Players use these weapons via a standard shoot button, and a missile launch button that allows for larger-scale destruction at the cost of one charge. Power-ups can be acquired that allow the player rapid fire by holding down the shoot button, add another missile to their supply, or restore their character's life energy.

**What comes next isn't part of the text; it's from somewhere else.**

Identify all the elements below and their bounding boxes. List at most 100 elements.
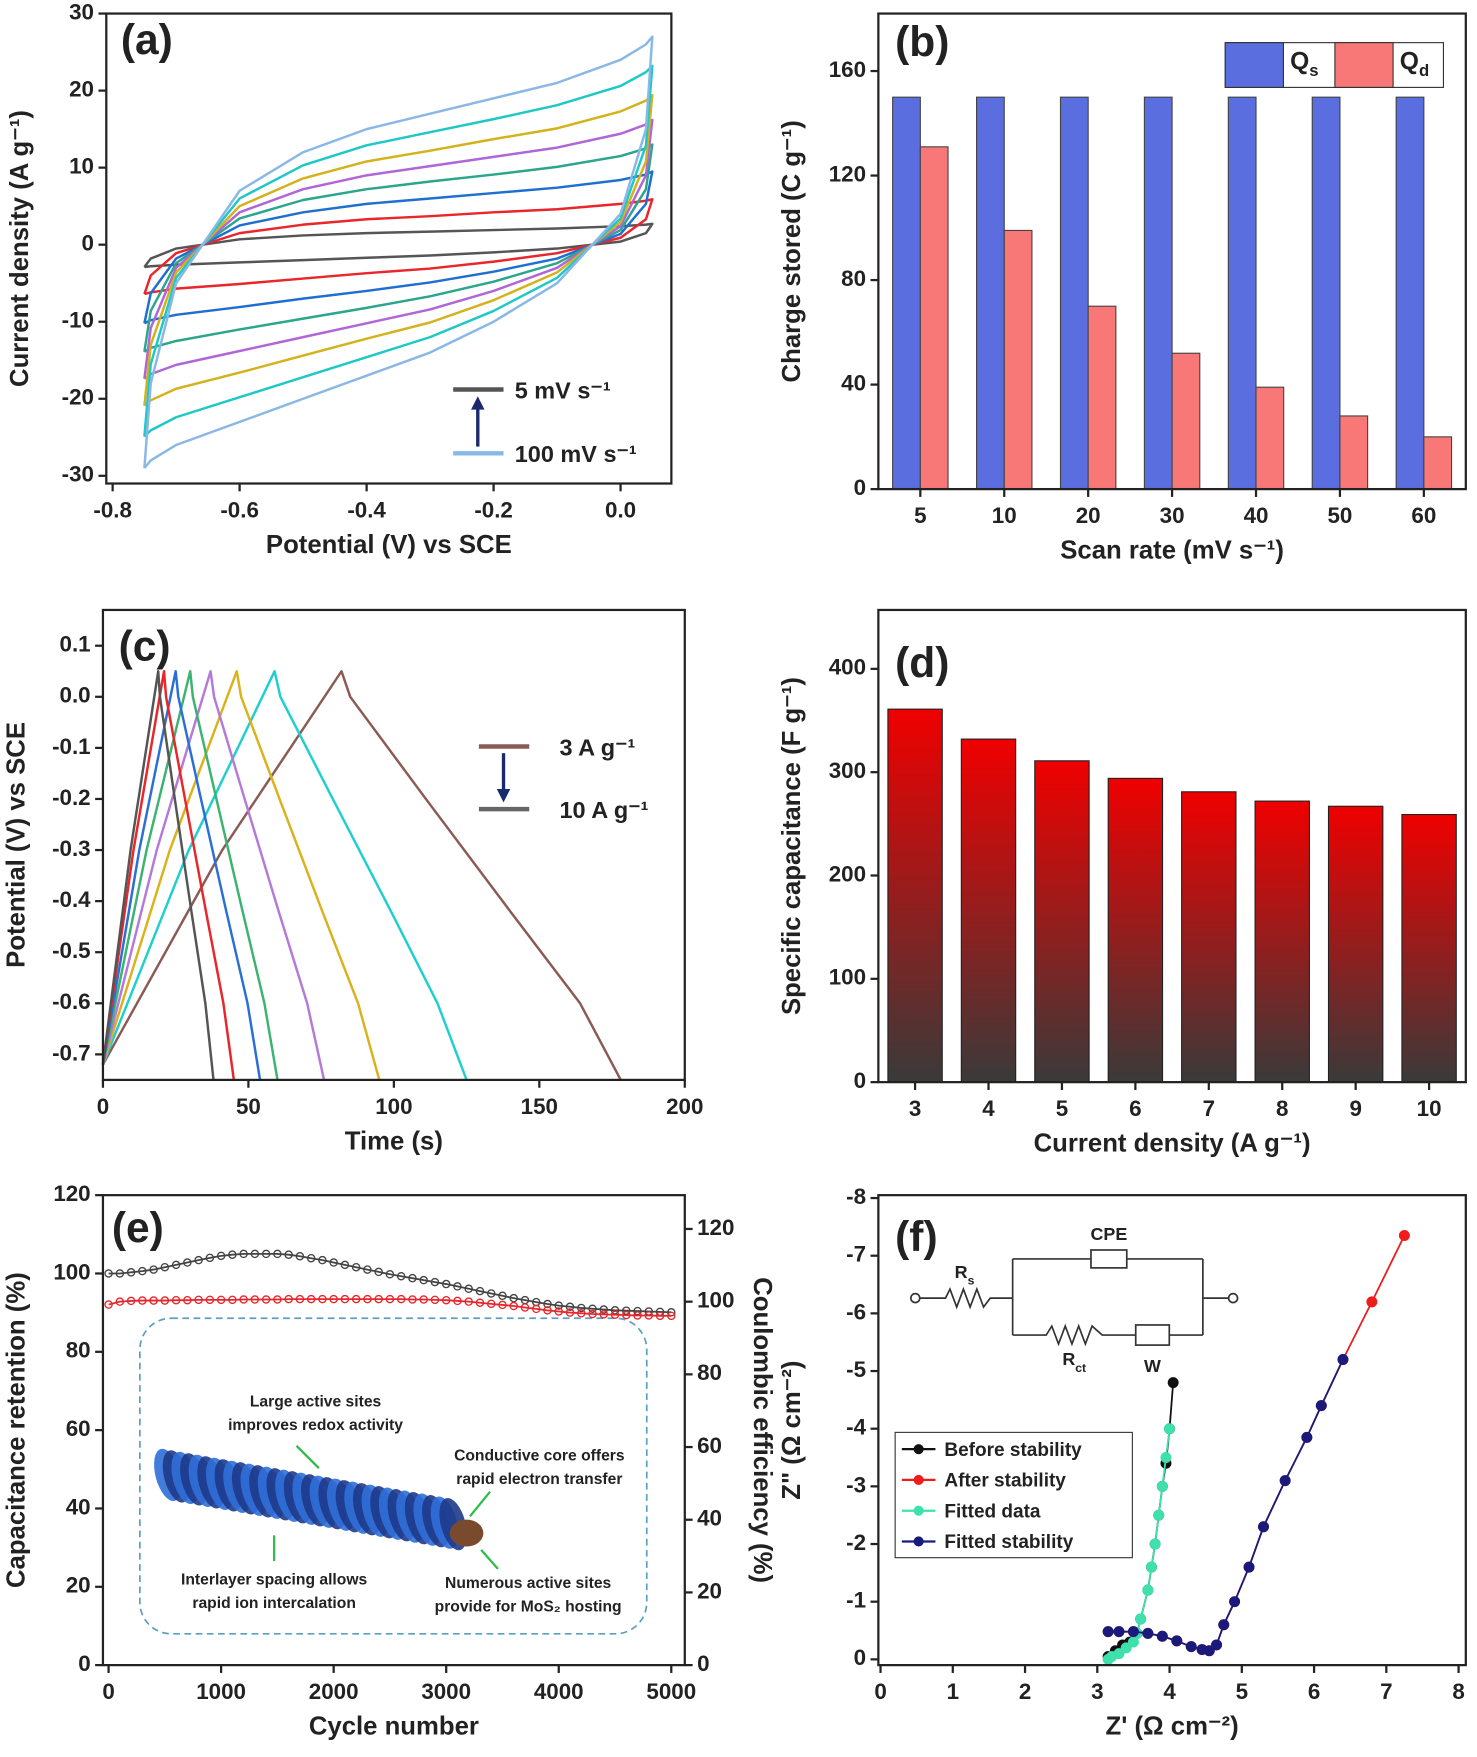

The object of the game is to find Cobra's hidden stronghold and stop Cobra Commander's latest campaign to take over the world. There are three missions in the game, each composed of several areas, including a chemical plant, an air base, a weapon plant, a jungle, a cavern base, and a battleship. Enemies include Viper soldiers and various Cobra vehicles such as FANG II, HISS II, Razorback and Hurricane. The bosses consist of Tomax and Xamot, Metal-Head, The Baroness, Major Bludd and Destro, with the final battle taking place between the G.I. Joe team and Cobra Commander.

==Reception==
RePlay reported G.I. Joe to be the seventh most-popular arcade game at the time. Computer and Video Games gave the arcade game a positive review in its July 1992 issue, scoring it 346 out of 400. Electronic Gaming Monthly also gave the arcade game a positive review in its October 1992 issue. AllGame gave the title a positive review as well.